How is CLIP trained? The data needed by CLIP is the image and its title, and the data set contains about 400 million images and descriptions.

The dataset is collected through images captured from the Internet and the corresponding "alt" tag text.

CLIP is a combination of image encoder and text encoder. Its training process can be simplified to capture images and text descriptions, and two encoders are used to encode the data respectively.

Then use the cosine distance to compare the results embedded, at the beginning of the training, even if the text description and the image are matched, the similarity between them must be very low.

With the continuous updating of the model, the embedding of the image and text encoded by the encoder will be gradually similar in the subsequent stage.

By repeating this process throughout the data set and using a large batch size encoder, it is finally possible to generate an embedded vector in which the image of the dog is similar to the sentence "picture of a dog".

As in word2vec, the training process needs to include mismatched images and negative samples of instructions, and the model needs to assign them a lower similarity score.

In order to integrate the text conditions into a part of the image generation process, the input of the noise predictor must be adjusted to text.

All operations are in the latent space, including encoded text, input image and prediction noise.

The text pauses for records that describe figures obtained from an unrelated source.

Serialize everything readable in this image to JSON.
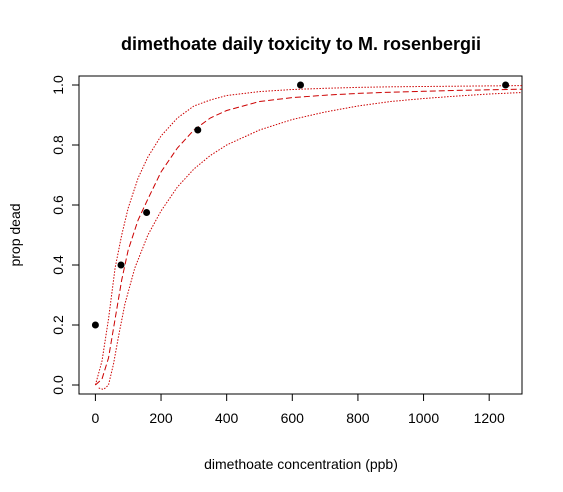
{
  "chart_data": {
    "type": "scatter",
    "title": "dimethoate daily toxicity to M. rosenbergii",
    "xlabel": "dimethoate concentration (ppb)",
    "ylabel": "prop dead",
    "xlim": [
      -50,
      1300
    ],
    "ylim": [
      -0.03,
      1.03
    ],
    "x_ticks": [
      0,
      200,
      400,
      600,
      800,
      1000,
      1200
    ],
    "y_ticks": [
      0.0,
      0.2,
      0.4,
      0.6,
      0.8,
      1.0
    ],
    "x_tick_labels": [
      "0",
      "200",
      "400",
      "600",
      "800",
      "1000",
      "1200"
    ],
    "y_tick_labels": [
      "0.0",
      "0.2",
      "0.4",
      "0.6",
      "0.8",
      "1.0"
    ],
    "grid": false,
    "points": {
      "x": [
        0,
        78,
        156,
        312,
        625,
        1250
      ],
      "y": [
        0.2,
        0.4,
        0.575,
        0.85,
        1.0,
        1.0
      ],
      "color": "#000000"
    },
    "curves": [
      {
        "style": "dashed",
        "color": "#cc0000",
        "x": [
          0,
          20,
          40,
          60,
          80,
          100,
          130,
          160,
          200,
          250,
          300,
          350,
          400,
          500,
          600,
          700,
          800,
          900,
          1000,
          1100,
          1200,
          1300
        ],
        "y": [
          0.0,
          0.02,
          0.09,
          0.22,
          0.35,
          0.45,
          0.55,
          0.62,
          0.71,
          0.79,
          0.85,
          0.89,
          0.915,
          0.945,
          0.958,
          0.966,
          0.972,
          0.976,
          0.979,
          0.982,
          0.984,
          0.986
        ]
      },
      {
        "style": "dotted",
        "color": "#cc0000",
        "x": [
          0,
          20,
          40,
          60,
          80,
          100,
          130,
          160,
          200,
          250,
          300,
          350,
          400,
          500,
          600,
          700,
          800,
          900,
          1000,
          1100,
          1200,
          1300
        ],
        "y": [
          0.0,
          0.08,
          0.22,
          0.39,
          0.5,
          0.59,
          0.69,
          0.76,
          0.83,
          0.89,
          0.93,
          0.95,
          0.965,
          0.978,
          0.985,
          0.989,
          0.992,
          0.994,
          0.995,
          0.996,
          0.997,
          0.998
        ]
      },
      {
        "style": "dotted",
        "color": "#cc0000",
        "x": [
          10,
          25,
          40,
          55,
          70,
          90,
          120,
          160,
          200,
          250,
          300,
          350,
          400,
          500,
          600,
          700,
          800,
          900,
          1000,
          1100,
          1200,
          1300
        ],
        "y": [
          -0.01,
          -0.015,
          0.0,
          0.07,
          0.16,
          0.27,
          0.39,
          0.5,
          0.58,
          0.66,
          0.72,
          0.765,
          0.8,
          0.85,
          0.885,
          0.91,
          0.93,
          0.945,
          0.955,
          0.963,
          0.97,
          0.975
        ]
      }
    ]
  }
}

In order to better understand how textual token is used in Unet, you also need to understand the Unet model.

The layer in the Unet noise predictor (no text) A diffusion Unet that does not use text, its input and output is as follows:

Inside the model, you can see:

1. The layers in the Unet model are mainly used to transform latents.

two。 Each layer operates on the output of the previous layer

3. Some outputs (through residual connections) are fed to the later processing of the network

4. Convert the time step into a time step embedding vector, which can be used in the layer.

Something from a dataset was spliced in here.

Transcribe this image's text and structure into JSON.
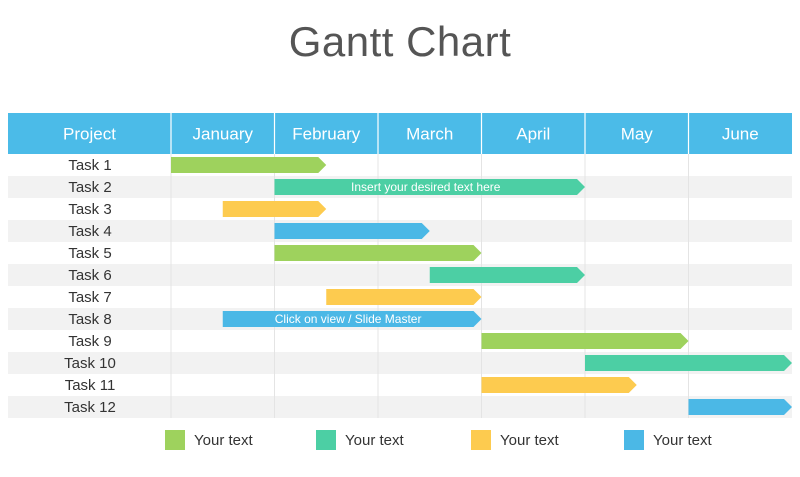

The layer in the Unet noise predictor (with text) now needs to be retrofitted with a text version of the previous system.

The main modification is to add support for text input (term: text conditioning), that is, to add an attention layer between ResNet blocks.

It is important to note that the ResNet block does not see the text content directly, but merges the representation of the text in the latents through the attention layer, and then the next ResNet can take advantage of the upper text information in the process.

Reference:

Https://jalammar.github.io/illustrated-stable-diffusion/

Https://www.reddit.com/r/MachineLearning/comments/10dfex7/d_the_illustrated_stable_diffusion_video/

This article comes from the official account of Wechat: Xin Zhiyuan (ID:AI_era)

Welcome to subscribe "Shulou Technology Information " to get latest news, interesting things and hot topics in the IT industry, and controls the hottest and latest Internet news, technology news and IT industry trends.

*The comments in the above article only represent the author's personal views and do not represent the views and positions of this website. If you have more insights, please feel free to contribute and share.